I keep making three annoying mistakes:
- Walking into walls. Sometimes it's because I'm panicking while fleeing enemies, but a lot of the time I just--I don't know--hit the "forward" key one time too many when strolling down a corridor. Running into the wall does a couple points of damage.
- Buying or repairing stuff in shops means putting your stack of gold in the shopkeeper's hand so he can deduct the costs from it. I keep accidentally leaving it there. Fortunately, he still has it when you return later.
|Fixing a droid. There's a better-than-average chance I'll forget to take that pile of gold before I leave.|
- Many of the walls have little cubicles that, when opened, reveal gold or other goodies. But many of them also open nearby walls and release enemies to attack. I keep opening the panels and getting into fights with the released enemies, then forgetting to take the goodies after the enemies are dead.

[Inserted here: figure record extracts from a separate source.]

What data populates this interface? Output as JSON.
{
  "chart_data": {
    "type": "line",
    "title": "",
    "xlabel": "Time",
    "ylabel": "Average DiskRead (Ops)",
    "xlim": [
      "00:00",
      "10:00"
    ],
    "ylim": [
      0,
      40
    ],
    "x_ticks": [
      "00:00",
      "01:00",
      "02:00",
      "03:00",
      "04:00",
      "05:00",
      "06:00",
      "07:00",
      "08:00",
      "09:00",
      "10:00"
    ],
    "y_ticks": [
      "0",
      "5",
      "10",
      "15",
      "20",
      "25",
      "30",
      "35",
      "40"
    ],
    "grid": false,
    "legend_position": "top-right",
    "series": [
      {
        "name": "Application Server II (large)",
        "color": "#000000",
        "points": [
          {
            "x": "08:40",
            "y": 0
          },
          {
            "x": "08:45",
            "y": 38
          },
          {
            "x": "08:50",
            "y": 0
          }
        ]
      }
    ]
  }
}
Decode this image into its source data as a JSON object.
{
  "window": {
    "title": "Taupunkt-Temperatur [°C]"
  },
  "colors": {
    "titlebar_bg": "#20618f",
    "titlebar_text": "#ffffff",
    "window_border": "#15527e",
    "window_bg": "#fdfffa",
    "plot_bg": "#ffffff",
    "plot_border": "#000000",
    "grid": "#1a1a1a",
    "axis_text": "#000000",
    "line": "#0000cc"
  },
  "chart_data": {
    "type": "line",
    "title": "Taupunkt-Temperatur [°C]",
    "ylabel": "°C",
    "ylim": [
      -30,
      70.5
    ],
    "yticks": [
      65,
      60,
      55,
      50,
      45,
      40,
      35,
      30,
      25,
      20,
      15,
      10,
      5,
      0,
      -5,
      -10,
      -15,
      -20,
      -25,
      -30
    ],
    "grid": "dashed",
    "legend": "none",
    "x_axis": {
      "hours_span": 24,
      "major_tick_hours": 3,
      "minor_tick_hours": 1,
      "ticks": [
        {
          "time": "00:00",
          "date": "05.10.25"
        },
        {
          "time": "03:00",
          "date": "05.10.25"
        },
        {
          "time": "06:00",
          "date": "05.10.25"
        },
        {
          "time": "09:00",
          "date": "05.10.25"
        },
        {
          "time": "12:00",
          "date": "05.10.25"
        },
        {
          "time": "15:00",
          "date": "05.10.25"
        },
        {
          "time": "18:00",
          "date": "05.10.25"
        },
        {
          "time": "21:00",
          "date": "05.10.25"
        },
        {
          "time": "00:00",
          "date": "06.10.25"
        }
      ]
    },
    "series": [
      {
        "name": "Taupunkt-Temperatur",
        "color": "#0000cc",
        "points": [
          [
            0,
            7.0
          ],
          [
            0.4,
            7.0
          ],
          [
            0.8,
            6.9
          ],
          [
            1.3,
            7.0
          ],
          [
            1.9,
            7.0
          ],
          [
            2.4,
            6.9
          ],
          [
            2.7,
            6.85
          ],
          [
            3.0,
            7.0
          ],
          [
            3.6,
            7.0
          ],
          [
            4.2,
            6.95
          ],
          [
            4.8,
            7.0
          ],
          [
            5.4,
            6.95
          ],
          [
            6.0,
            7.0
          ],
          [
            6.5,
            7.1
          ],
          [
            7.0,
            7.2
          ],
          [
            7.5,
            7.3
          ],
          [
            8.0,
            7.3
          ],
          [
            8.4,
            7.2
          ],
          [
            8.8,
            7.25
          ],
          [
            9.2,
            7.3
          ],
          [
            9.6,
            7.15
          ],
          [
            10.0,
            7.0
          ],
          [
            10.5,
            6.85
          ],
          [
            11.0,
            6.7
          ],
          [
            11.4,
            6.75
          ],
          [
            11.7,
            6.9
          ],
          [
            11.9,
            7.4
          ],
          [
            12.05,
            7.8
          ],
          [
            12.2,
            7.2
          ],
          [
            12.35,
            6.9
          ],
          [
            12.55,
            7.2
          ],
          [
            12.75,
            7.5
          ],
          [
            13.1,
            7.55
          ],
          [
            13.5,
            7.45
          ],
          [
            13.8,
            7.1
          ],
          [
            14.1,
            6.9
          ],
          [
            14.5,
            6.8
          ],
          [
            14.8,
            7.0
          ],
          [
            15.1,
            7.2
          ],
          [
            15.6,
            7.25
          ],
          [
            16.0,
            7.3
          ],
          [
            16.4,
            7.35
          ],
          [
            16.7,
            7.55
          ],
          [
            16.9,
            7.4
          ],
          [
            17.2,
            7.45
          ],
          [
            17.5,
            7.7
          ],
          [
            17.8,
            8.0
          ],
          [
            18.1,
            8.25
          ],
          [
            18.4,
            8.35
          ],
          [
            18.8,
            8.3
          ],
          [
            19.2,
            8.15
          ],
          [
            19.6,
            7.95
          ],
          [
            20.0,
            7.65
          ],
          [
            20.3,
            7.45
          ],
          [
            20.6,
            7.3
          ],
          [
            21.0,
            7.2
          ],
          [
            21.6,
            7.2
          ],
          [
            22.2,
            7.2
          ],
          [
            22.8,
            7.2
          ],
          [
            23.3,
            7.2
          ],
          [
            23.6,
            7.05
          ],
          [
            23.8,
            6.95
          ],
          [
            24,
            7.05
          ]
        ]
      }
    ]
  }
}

One thing that I particularly don't like about Captive is that it seems to be determinate--a closed system--when it comes to both the economy and experience. None of the bases, unlike Dungeon Master, seem to have areas where creatures respawn, meaning that both the amount of experience and gold are fixed. I guess technically you could land on random planets and fight outdoor enemies for both experience and gold, but you don't get very much for this. I rather prefer games where I can grind if it turns out I made a mistake with my finances or my allocation of skill points.
In determinate games, it's hard to feel like leveling and character development aren't something of an illusion. In reality, you get just enough skill and equipment in each base to have a modest chance of successfully completing the next one. You're not growing in any real sense.
Anyway, I'm about one-third done, so I guess I'll try to see it to the end. ROT-13'd hints on anything I have wrong, or anything I haven't been doing, are welcome.